I like the scene where we do a little dance off. Where I challenge him and I say, ‘ni**as always looking to have a good time. He’s doing a little dance and blowing the horn and making fun of me… and Toledo just finally – and this happened in the moment as we were filming, we didn’t rehearse this – the old man (speaking of himself) says, ‘I can have a good time as much as the next man, and starts dancing… we had a good time with that moment.

Boseman died on August 28 of this year from colon cancer that he was diagnosed with four years ago.

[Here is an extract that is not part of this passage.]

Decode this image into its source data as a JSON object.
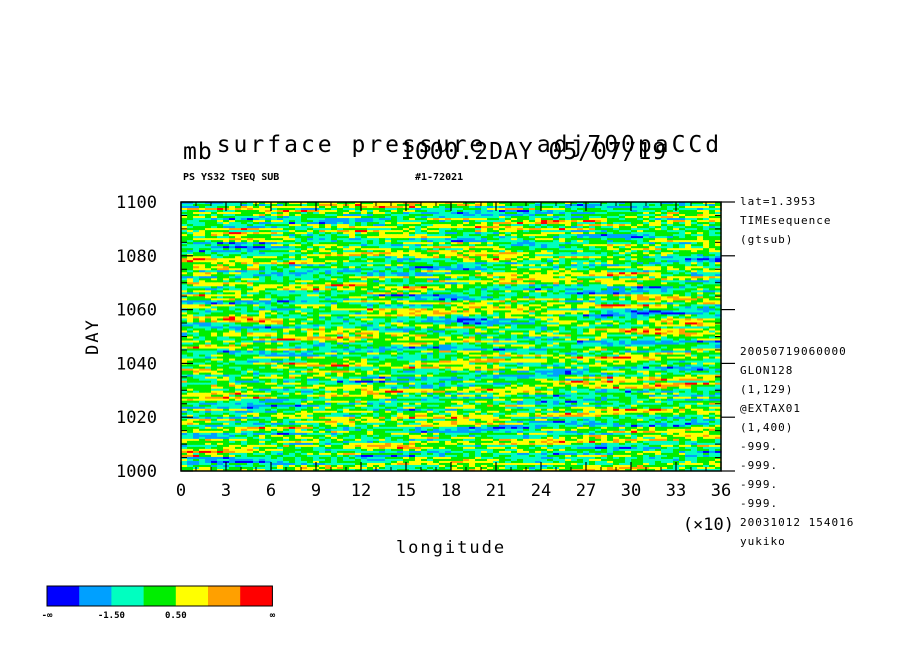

Potts on his character Slow Drag:

What I love about him is that he loves the men in this room. He loves being in this room. He doesn’t want to be in this room. He’d like to get out of this room and out of Chicago. But he truly enjoys the camaraderie of being amongst his brothers. The four of them, and the fun they can have in this hot, claustrophobic room with egos and masculinity popping off. There’s something very fun about that.

Coleman on the important themes in the film:

I think there is something very powerful about seeing four Black men together in a room. It’s jocular, it is sincere, raw, honest. August Wilson writes the way Black people actually speak to each other, especially when white people aren’t in the room. I think it’s a beautiful way to examine Black men, and also an examination of a very fierce Black woman who is very self-possessed. She demands her worth. And I think that’s what we’ve all been fighting for… I think it really percolates in this film.

The film begins streaming on Netflix December 18.